You’ve saved a pile of money. How do you know that it’ll be enough?
Withdrawal rate: You’ve been told to save this pile of money to sustain you in your golden years. How do you know that it’ll be enough? You mathematically back into it.
This is where the withdrawal rate — the amount of money you withdraw from an investment portfolio each year expressed as a percentage — comes in. This number needs to be high enough to provide a reasonable income, along with any other nonportfolio income sources, without putting you in danger of running out of money before you run out of life.
Based on reams of research done on withdrawal rates, the oft-used rule of thumb — and retirement calculator default — is that retirees can withdraw 4% of their portfolio each year, adjusted for inflation, without fear of running out of money.
The withdrawal rate rule-of-thumb is just a starting point. If your retirement savings coffers are starting to get low due to a few years of lackluster stock market returns or if a few frugal years have left you with extra padding in your checking account, adjust accordingly.
The future isn’t up to chance
Don’t like what you see when you plug in the numbers to calculate your future lifestyle? No need to settle for what the algorithm spits out. Now you know what goes into a retirement calculator and, therefore, know what’s in your power to change.

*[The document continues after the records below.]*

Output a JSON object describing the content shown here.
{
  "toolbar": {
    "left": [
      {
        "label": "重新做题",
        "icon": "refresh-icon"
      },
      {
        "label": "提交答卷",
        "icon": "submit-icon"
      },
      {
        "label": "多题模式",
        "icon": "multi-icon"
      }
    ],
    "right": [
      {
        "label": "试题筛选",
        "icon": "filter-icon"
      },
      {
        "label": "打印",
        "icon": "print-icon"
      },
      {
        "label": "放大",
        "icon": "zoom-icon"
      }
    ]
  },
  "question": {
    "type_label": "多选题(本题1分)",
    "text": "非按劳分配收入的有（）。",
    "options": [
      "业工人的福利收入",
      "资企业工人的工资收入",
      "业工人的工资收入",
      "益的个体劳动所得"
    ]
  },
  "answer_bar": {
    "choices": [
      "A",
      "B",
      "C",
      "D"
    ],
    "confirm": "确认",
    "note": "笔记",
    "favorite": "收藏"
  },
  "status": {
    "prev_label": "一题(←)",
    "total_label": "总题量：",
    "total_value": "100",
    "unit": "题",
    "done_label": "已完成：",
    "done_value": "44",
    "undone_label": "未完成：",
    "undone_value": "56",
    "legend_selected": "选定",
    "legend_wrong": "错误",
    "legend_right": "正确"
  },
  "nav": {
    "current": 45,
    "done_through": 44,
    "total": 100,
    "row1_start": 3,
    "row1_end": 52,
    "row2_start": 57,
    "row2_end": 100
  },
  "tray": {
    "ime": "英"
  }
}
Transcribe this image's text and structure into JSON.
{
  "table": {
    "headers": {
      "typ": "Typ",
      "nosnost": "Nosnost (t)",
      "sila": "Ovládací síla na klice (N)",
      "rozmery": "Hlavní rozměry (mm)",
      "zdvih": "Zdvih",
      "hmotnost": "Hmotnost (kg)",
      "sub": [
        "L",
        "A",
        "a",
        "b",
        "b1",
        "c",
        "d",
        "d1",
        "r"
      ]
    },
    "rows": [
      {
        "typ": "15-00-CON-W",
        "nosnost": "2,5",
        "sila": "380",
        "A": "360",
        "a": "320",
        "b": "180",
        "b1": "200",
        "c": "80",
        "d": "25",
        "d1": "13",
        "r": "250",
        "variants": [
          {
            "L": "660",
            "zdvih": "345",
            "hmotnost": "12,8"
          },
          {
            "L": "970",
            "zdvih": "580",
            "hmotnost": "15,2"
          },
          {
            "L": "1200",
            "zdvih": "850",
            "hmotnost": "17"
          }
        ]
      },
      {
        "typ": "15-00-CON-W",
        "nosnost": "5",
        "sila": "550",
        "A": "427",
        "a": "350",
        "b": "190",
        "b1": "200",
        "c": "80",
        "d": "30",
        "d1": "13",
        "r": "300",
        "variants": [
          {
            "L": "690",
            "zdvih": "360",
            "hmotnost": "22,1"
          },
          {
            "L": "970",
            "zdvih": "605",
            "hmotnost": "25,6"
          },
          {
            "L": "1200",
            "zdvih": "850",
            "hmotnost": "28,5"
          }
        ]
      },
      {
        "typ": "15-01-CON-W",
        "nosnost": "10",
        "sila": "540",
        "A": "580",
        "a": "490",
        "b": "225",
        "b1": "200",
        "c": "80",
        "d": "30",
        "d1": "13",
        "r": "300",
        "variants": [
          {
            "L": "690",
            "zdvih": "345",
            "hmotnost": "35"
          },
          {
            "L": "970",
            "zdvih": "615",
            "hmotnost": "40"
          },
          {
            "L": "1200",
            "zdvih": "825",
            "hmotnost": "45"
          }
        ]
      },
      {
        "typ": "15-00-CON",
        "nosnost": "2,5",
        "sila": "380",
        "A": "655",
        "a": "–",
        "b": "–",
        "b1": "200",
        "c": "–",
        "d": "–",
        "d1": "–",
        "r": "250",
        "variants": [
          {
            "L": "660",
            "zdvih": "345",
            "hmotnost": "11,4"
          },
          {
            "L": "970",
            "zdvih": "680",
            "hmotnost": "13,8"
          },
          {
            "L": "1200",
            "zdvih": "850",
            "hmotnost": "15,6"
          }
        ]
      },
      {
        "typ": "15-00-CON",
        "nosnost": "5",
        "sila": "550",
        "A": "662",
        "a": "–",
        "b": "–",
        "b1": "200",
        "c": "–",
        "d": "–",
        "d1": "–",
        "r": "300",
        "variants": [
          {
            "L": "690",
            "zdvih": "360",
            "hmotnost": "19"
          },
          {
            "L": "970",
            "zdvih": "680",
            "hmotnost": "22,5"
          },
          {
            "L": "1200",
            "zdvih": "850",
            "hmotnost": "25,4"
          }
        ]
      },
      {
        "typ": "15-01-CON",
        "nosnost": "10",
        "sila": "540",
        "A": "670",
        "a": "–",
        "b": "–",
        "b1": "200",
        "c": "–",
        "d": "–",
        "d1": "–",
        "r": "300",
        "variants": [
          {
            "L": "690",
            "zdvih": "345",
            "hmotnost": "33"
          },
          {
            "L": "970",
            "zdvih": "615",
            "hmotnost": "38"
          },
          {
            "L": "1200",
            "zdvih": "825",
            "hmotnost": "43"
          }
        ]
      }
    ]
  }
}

You get to decide many things, including where you’re going to live in retirement, whether you’ll continue to work part time, when you’ll start collecting Social Security and how aggressively you’ll invest any excess money you make before retirement.
Nothing is set in stone, so play with the possibilities to see which of the above inputs most affect the outcome and how the shifts in today’s spending, saving and investing decisions can help you change the course of your future for the better.